Development and evaluation of the in vitro biological potential of nanostructured lipid carriers containing doxycycline dispersed in a mucoadhesive thermoresponsive hydrogel for intranasal administration as a treatment for glioblastoma multiforme

Abstract

Glioblastoma multiforme (GBM) is a lethal brain tumor with a poor prognosis, characterized by a high recurrence and mortality rate. The challenges in treating GBM include the blood-brain barrier (BBB), which hinders drug penetration into the central nervous system (CNS), and resistance to the first-line drug, temozolomide (TMZ). Therefore, research into new treatments that overcome these limitations is necessary. One strategy for finding new therapies is drug repurposing, which aims to discover new therapeutic indications for well-established drugs.

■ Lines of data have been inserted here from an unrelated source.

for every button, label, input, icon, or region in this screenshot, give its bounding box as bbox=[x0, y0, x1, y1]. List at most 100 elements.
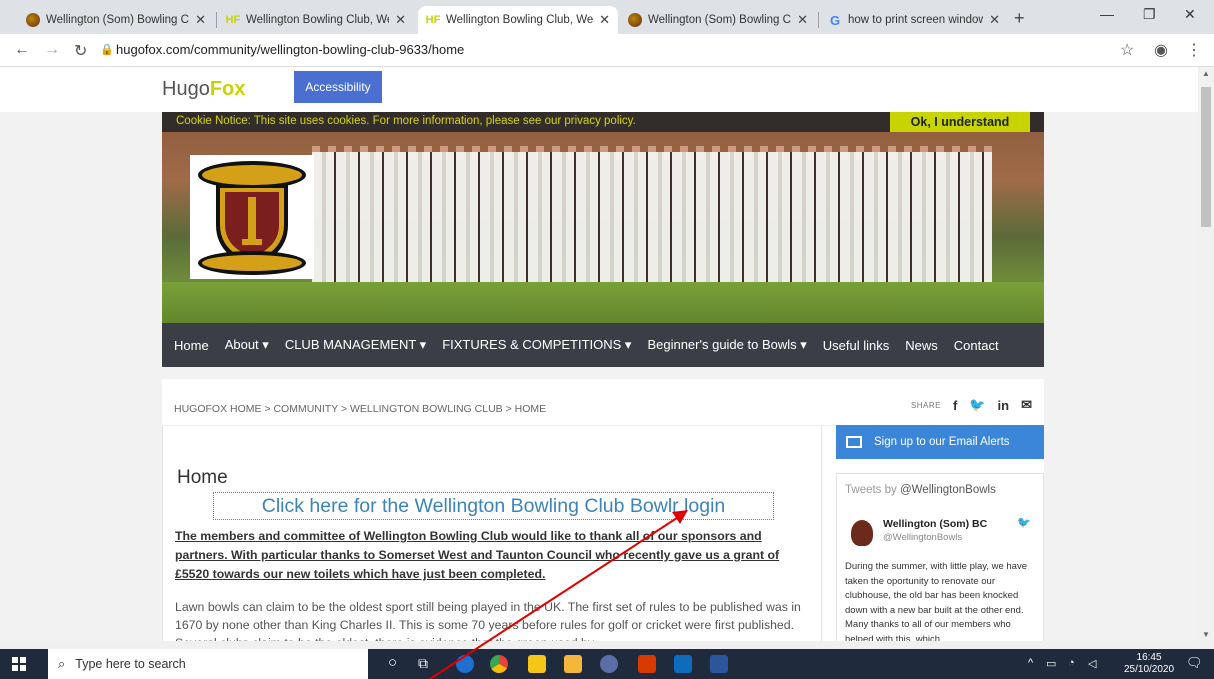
banner-crowd bbox=[312, 152, 992, 292]
forward-icon[interactable]: → bbox=[44, 41, 60, 59]
page-scrollbar[interactable]: ▲ ▼ bbox=[1198, 67, 1214, 641]
search-icon: ⌕ bbox=[58, 656, 66, 671]
restore-button[interactable]: ❐ bbox=[1143, 6, 1156, 23]
nav-club-management[interactable]: CLUB MANAGEMENT ▾ bbox=[285, 337, 426, 353]
url-field[interactable]: hugofox.com/community/wellington-bowling… bbox=[116, 42, 464, 57]
nav-beginners-guide[interactable]: Beginner's guide to Bowls ▾ bbox=[647, 337, 806, 353]
tab-title: how to print screen windows bbox=[848, 14, 984, 26]
tab-0[interactable]: Wellington (Som) Bowling Clu ✕ bbox=[18, 6, 214, 34]
main-column: Home Click here for the Wellington Bowli… bbox=[162, 426, 822, 641]
minimize-button[interactable]: — bbox=[1100, 6, 1114, 22]
tab-title: Wellington Bowling Club, Well bbox=[446, 14, 594, 26]
tab-1[interactable]: HF Wellington Bowling Club, Well ✕ bbox=[218, 6, 414, 34]
close-window-button[interactable]: ✕ bbox=[1184, 6, 1196, 23]
tab-divider bbox=[216, 12, 217, 28]
email-alerts-button[interactable]: Sign up to our Email Alerts bbox=[836, 425, 1044, 459]
cookie-text[interactable]: Cookie Notice: This site uses cookies. F… bbox=[176, 115, 636, 127]
twitter-widget: Tweets by @WellingtonBowls Wellington (S… bbox=[836, 473, 1044, 641]
scroll-down-icon[interactable]: ▼ bbox=[1202, 630, 1210, 639]
tab-3[interactable]: Wellington (Som) Bowling Clu ✕ bbox=[620, 6, 816, 34]
word-icon[interactable] bbox=[710, 655, 728, 673]
tab-title: Wellington (Som) Bowling Clu bbox=[648, 14, 792, 26]
task-view-icon[interactable]: ⧉ bbox=[418, 655, 428, 672]
scroll-up-icon[interactable]: ▲ bbox=[1202, 69, 1210, 78]
avatar[interactable] bbox=[851, 520, 873, 546]
share-label: SHARE bbox=[910, 400, 941, 410]
nav-contact[interactable]: Contact bbox=[954, 338, 999, 353]
windows-start-icon[interactable] bbox=[12, 657, 26, 671]
page-title: Home bbox=[177, 467, 228, 488]
tweet-author-handle[interactable]: @WellingtonBowls bbox=[883, 532, 962, 543]
app-m-icon[interactable] bbox=[600, 655, 618, 673]
hugofox-logo[interactable]: HugoFox bbox=[162, 78, 245, 101]
hf-icon: HF bbox=[225, 14, 241, 26]
close-icon[interactable]: ✕ bbox=[195, 12, 206, 28]
tray-chevron-icon[interactable]: ^ bbox=[1028, 657, 1033, 669]
logo-suffix: Fox bbox=[209, 78, 246, 100]
google-icon: G bbox=[829, 12, 841, 28]
email-icon[interactable]: ✉ bbox=[1021, 397, 1032, 413]
outlook-icon[interactable] bbox=[674, 655, 692, 673]
back-icon[interactable]: ← bbox=[14, 41, 30, 59]
intro-paragraph: Lawn bowls can claim to be the oldest sp… bbox=[175, 600, 801, 641]
web-page: HugoFox Accessibility Cookie Notice: Thi… bbox=[0, 67, 1198, 641]
logo-prefix: Hugo bbox=[162, 78, 210, 100]
edge-icon[interactable] bbox=[456, 655, 474, 673]
notification-icon[interactable]: 🗨 bbox=[1186, 655, 1203, 671]
taskbar-search[interactable]: ⌕ Type here to search bbox=[48, 649, 368, 679]
clock-date: 25/10/2020 bbox=[1124, 664, 1175, 675]
cortana-icon[interactable]: ○ bbox=[388, 654, 397, 671]
office-icon[interactable] bbox=[638, 655, 656, 673]
scrollbar-thumb[interactable] bbox=[1201, 87, 1211, 227]
tweet-author-name[interactable]: Wellington (Som) BC bbox=[883, 518, 987, 530]
wifi-icon[interactable]: ◔ bbox=[1068, 657, 1075, 669]
address-bar: ← → ↻ 🔒 hugofox.com/community/wellington… bbox=[0, 34, 1214, 67]
volume-icon[interactable]: ◁ bbox=[1088, 657, 1096, 670]
tweets-header: Tweets by @WellingtonBowls bbox=[845, 484, 996, 496]
club-crest-logo bbox=[190, 155, 314, 279]
windows-taskbar: ⌕ Type here to search ○ ⧉ ^ ▭ ◔ ◁ 16:45 … bbox=[0, 649, 1214, 679]
tab-2-active[interactable]: HF Wellington Bowling Club, Well ✕ bbox=[418, 6, 618, 34]
new-tab-button[interactable]: + bbox=[1014, 8, 1025, 29]
breadcrumb[interactable]: HUGOFOX HOME > COMMUNITY > WELLINGTON BO… bbox=[174, 403, 546, 415]
twitter-icon[interactable]: 🐦 bbox=[969, 397, 985, 413]
close-icon[interactable]: ✕ bbox=[395, 12, 406, 28]
bowling-club-icon bbox=[628, 13, 642, 27]
linkedin-icon[interactable]: in bbox=[998, 398, 1010, 413]
close-icon[interactable]: ✕ bbox=[989, 12, 1000, 28]
tweets-handle-link[interactable]: @WellingtonBowls bbox=[900, 484, 996, 496]
file-explorer-icon[interactable] bbox=[564, 655, 582, 673]
facebook-icon[interactable]: f bbox=[953, 398, 957, 413]
bowlr-login-link[interactable]: Click here for the Wellington Bowling Cl… bbox=[213, 492, 774, 520]
envelope-icon bbox=[846, 436, 862, 448]
nav-fixtures-competitions[interactable]: FIXTURES & COMPETITIONS ▾ bbox=[442, 337, 631, 353]
tab-title: Wellington Bowling Club, Well bbox=[246, 14, 390, 26]
close-icon[interactable]: ✕ bbox=[599, 12, 610, 28]
battery-icon[interactable]: ▭ bbox=[1046, 657, 1056, 670]
profile-icon[interactable]: ◉ bbox=[1154, 40, 1168, 60]
content-area: HUGOFOX HOME > COMMUNITY > WELLINGTON BO… bbox=[162, 379, 1044, 641]
nav-useful-links[interactable]: Useful links bbox=[823, 338, 889, 353]
menu-dots-icon[interactable]: ⋮ bbox=[1186, 40, 1202, 60]
cookie-ok-button[interactable]: Ok, I understand bbox=[890, 112, 1030, 132]
close-icon[interactable]: ✕ bbox=[797, 12, 808, 28]
main-navigation: Home About ▾ CLUB MANAGEMENT ▾ FIXTURES … bbox=[162, 323, 1044, 367]
nav-home[interactable]: Home bbox=[174, 338, 209, 353]
reload-icon[interactable]: ↻ bbox=[74, 41, 87, 61]
bookmark-star-icon[interactable]: ☆ bbox=[1120, 40, 1134, 60]
nav-news[interactable]: News bbox=[905, 338, 938, 353]
search-placeholder: Type here to search bbox=[75, 657, 186, 671]
taskbar-clock[interactable]: 16:45 25/10/2020 bbox=[1124, 652, 1174, 676]
share-bar: SHARE f 🐦 in ✉ bbox=[911, 397, 1032, 413]
hf-icon: HF bbox=[425, 14, 441, 26]
tab-title: Wellington (Som) Bowling Clu bbox=[46, 14, 190, 26]
signup-label: Sign up to our Email Alerts bbox=[874, 436, 1010, 448]
nav-about[interactable]: About ▾ bbox=[225, 337, 269, 353]
chrome-icon[interactable] bbox=[490, 655, 508, 673]
store-icon[interactable] bbox=[528, 655, 546, 673]
tweet-text: During the summer, with little play, we … bbox=[845, 561, 1027, 641]
browser-tab-bar: Wellington (Som) Bowling Clu ✕ HF Wellin… bbox=[0, 0, 1214, 34]
tab-4[interactable]: G how to print screen windows ✕ bbox=[820, 6, 1008, 34]
accessibility-button[interactable]: Accessibility bbox=[294, 71, 382, 103]
bowling-club-icon bbox=[26, 13, 40, 27]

In this context, doxycycline (DOX), currently used as a broad-spectrum antibiotic, is a drug of interest due to its antineoplastic action, which works by inhibiting mitochondrial biogenesis. Combined with DOX, the use of nanostructured lipid carriers (NLC) offers advantages such as controlled drug release and the intrinsic ability to cross the BBB. Therefore, this study aims to investigate the cytotoxic efficacy of NLC containing DOX, dispersed in a mucoadhesive thermoresponsive hydrogel for intranasal administration. The NLC will be obtained by the fusion-emulsification technique followed by sonication. The obtained NLC will be characterized in terms of their hydrodynamic diameter, polydispersity index, and zeta potential. The encapsulation efficiency of DOX in the NLC will be determined using high-performance liquid chromatography. The release profile of DOX contained in the NLC or in solution will be determined using a dialysis membrane. The in vitro cytotoxicity of NLC containing DOX will be determined using the U87MG GBM cell line. The mucoadhesive thermoresponsive hydrogels will be formulated and characterized for rheology, mucoadhesive properties, release, and permeation.